Les condamnés avaient fait appel de la décision de la justice, évoquant l’immunité diplomatique du président camerounais, mais la chambre pénale de recours avait rejeté cet appel et confirmé les condamnations. « Au regard du caractère privé de la visite de Paul Biya, l’intervention de son service de sécurité destinée à disperser des opposants et empêcher un journaliste d’exercer son métier ne peut être considérée comme une manifestation de souveraineté de l’Etat camerounais. Par ailleurs, selon le parquet, l’immunité du Chef de l’Etat ne s’attache qu’à sa personne, à son conjoint et aux membres de sa suite ayant un rang élevé. Ce n’est pas le cas des prévenus», avait rapporté le journal La tribune de Génève.

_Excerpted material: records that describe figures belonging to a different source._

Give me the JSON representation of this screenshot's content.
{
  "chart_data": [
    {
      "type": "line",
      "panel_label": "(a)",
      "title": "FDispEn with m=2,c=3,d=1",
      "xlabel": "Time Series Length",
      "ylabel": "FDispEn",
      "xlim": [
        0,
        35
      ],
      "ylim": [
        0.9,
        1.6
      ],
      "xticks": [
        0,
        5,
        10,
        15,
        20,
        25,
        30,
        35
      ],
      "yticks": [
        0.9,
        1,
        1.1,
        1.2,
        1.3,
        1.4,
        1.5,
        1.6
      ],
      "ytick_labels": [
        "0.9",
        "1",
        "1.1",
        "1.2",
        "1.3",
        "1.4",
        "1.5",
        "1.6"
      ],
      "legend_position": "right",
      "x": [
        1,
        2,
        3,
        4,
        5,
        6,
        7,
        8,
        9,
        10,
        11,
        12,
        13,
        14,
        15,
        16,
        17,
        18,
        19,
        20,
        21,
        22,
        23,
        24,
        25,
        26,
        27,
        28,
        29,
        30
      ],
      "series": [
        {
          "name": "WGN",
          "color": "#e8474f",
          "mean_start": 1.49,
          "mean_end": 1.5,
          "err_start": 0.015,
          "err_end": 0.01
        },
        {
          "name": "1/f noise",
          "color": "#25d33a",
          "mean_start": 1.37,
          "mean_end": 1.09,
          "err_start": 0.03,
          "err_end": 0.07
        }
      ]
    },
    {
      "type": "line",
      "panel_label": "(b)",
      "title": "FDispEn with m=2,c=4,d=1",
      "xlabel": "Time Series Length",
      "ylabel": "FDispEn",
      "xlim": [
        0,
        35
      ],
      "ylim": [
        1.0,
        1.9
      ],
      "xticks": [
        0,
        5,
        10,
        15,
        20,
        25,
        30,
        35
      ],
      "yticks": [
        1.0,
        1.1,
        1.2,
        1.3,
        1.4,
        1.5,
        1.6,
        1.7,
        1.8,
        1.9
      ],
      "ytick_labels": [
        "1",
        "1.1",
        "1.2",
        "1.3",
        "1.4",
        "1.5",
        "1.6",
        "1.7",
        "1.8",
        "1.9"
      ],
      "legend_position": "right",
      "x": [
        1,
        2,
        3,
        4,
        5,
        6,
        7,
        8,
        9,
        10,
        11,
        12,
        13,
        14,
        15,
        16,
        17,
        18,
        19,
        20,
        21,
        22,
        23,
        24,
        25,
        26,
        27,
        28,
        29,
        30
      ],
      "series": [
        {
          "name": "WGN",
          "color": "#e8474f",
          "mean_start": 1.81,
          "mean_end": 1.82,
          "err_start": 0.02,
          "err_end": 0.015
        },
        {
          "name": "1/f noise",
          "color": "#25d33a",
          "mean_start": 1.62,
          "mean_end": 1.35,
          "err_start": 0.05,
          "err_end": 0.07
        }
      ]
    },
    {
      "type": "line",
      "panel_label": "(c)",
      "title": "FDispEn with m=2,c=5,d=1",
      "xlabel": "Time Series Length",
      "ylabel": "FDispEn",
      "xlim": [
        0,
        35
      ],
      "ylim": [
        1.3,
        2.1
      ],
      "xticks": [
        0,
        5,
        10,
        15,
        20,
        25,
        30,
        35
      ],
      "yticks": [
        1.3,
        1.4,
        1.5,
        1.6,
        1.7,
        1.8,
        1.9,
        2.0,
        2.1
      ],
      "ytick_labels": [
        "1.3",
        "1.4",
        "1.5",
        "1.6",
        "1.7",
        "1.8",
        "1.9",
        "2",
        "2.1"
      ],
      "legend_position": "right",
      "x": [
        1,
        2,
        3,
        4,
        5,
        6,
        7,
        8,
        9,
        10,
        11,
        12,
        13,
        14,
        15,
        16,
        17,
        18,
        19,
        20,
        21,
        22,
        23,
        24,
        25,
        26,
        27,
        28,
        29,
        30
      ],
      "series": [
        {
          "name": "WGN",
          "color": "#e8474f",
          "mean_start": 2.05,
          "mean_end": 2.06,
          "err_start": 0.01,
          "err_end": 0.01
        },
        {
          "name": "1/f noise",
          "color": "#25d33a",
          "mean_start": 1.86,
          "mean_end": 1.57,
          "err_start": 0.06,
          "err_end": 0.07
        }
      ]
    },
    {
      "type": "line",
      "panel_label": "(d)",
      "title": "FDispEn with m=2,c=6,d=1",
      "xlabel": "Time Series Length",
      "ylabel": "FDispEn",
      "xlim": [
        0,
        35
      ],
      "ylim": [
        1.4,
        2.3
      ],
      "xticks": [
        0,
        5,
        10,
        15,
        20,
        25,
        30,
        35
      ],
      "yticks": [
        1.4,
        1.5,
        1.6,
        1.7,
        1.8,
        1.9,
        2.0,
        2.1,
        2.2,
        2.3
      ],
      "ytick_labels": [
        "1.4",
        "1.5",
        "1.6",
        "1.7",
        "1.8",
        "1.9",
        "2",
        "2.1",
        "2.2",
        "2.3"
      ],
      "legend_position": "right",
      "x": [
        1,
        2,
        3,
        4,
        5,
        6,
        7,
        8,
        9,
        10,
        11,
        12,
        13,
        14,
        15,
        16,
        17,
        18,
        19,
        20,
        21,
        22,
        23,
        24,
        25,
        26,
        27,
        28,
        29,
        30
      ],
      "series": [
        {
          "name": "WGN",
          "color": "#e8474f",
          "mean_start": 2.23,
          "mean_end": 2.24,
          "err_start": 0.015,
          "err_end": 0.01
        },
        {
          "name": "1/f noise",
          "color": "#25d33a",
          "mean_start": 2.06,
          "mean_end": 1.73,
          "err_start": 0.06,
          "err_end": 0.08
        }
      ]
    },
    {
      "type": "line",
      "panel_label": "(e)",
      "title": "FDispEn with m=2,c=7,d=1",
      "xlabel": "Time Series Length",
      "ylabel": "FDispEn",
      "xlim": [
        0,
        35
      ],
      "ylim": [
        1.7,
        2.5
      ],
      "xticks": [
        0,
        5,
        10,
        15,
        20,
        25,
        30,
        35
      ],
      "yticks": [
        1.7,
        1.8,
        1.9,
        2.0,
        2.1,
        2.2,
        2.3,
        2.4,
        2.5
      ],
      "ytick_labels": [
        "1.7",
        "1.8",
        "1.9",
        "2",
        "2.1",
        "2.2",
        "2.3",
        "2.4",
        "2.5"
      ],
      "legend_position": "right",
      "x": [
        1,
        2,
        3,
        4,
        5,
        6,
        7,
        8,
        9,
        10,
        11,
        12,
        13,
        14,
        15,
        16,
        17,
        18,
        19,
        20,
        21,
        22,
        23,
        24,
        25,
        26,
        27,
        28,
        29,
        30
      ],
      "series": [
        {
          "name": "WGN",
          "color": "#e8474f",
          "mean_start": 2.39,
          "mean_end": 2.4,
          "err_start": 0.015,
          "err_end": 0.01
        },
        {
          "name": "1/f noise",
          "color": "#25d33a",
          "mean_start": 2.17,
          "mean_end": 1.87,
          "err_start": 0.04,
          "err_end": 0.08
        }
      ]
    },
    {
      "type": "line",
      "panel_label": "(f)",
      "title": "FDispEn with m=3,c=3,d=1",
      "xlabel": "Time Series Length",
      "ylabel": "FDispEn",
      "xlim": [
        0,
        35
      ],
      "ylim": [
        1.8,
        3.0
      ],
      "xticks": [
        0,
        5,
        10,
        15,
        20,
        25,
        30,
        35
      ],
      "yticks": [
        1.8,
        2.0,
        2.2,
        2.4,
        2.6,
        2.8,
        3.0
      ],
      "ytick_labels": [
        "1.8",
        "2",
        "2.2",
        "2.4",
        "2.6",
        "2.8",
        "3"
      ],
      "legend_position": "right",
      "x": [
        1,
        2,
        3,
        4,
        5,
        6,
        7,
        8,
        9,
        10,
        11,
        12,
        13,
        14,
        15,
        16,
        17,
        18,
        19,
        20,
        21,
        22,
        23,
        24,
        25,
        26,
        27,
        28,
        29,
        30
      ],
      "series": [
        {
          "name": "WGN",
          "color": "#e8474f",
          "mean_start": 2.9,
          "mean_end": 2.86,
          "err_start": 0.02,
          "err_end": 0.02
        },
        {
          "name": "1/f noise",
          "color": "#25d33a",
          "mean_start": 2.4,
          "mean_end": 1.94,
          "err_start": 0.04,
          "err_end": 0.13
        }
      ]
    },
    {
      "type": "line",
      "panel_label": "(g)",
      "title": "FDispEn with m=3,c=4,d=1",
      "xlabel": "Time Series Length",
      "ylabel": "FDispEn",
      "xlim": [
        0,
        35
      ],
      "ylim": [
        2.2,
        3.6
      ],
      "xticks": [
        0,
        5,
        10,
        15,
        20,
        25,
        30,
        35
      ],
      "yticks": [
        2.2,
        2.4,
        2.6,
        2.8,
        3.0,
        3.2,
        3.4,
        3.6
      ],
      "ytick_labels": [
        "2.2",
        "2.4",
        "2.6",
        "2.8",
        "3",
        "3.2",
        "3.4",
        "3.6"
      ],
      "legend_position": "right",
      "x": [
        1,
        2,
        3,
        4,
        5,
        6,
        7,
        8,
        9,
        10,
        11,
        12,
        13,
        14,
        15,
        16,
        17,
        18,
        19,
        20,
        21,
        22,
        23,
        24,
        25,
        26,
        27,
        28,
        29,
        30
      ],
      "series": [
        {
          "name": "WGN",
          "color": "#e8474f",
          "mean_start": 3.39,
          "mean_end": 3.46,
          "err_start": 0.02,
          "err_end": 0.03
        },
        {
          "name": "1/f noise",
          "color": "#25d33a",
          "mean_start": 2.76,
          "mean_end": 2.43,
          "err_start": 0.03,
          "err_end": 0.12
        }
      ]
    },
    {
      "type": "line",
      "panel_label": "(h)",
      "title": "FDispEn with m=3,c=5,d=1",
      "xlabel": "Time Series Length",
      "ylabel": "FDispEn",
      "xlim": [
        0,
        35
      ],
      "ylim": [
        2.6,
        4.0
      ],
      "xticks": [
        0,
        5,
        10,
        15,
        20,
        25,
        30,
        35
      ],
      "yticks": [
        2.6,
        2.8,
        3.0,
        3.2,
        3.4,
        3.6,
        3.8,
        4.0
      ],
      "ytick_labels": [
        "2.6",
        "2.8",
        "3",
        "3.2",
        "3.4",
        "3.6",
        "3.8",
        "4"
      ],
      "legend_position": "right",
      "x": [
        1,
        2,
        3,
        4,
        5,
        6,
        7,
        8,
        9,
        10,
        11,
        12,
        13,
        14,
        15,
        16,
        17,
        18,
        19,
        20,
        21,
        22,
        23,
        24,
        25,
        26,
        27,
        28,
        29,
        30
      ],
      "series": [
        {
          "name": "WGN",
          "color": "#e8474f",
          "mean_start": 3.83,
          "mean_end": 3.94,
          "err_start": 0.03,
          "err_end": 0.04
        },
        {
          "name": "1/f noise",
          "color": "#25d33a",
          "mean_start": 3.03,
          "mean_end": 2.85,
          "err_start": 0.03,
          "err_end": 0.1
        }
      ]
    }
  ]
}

Cette première visite en terre helvète depuis cet incident, ne diffère pas de l’autre, en nature. Il s’agit encore d’une visite privée. La représentation diplomatique camerounaise en suisse espère avoir de son côté les services de sécurité suisses pour endiguer toute tentative d’invasion de l’hôtel de Biya pendant son séjour. Depuis l’incident de juin 2019, le président camerounais est devenu casanier et n’est plus allé qu’en France en 2020, lors du sommet sur la santé organisé en France.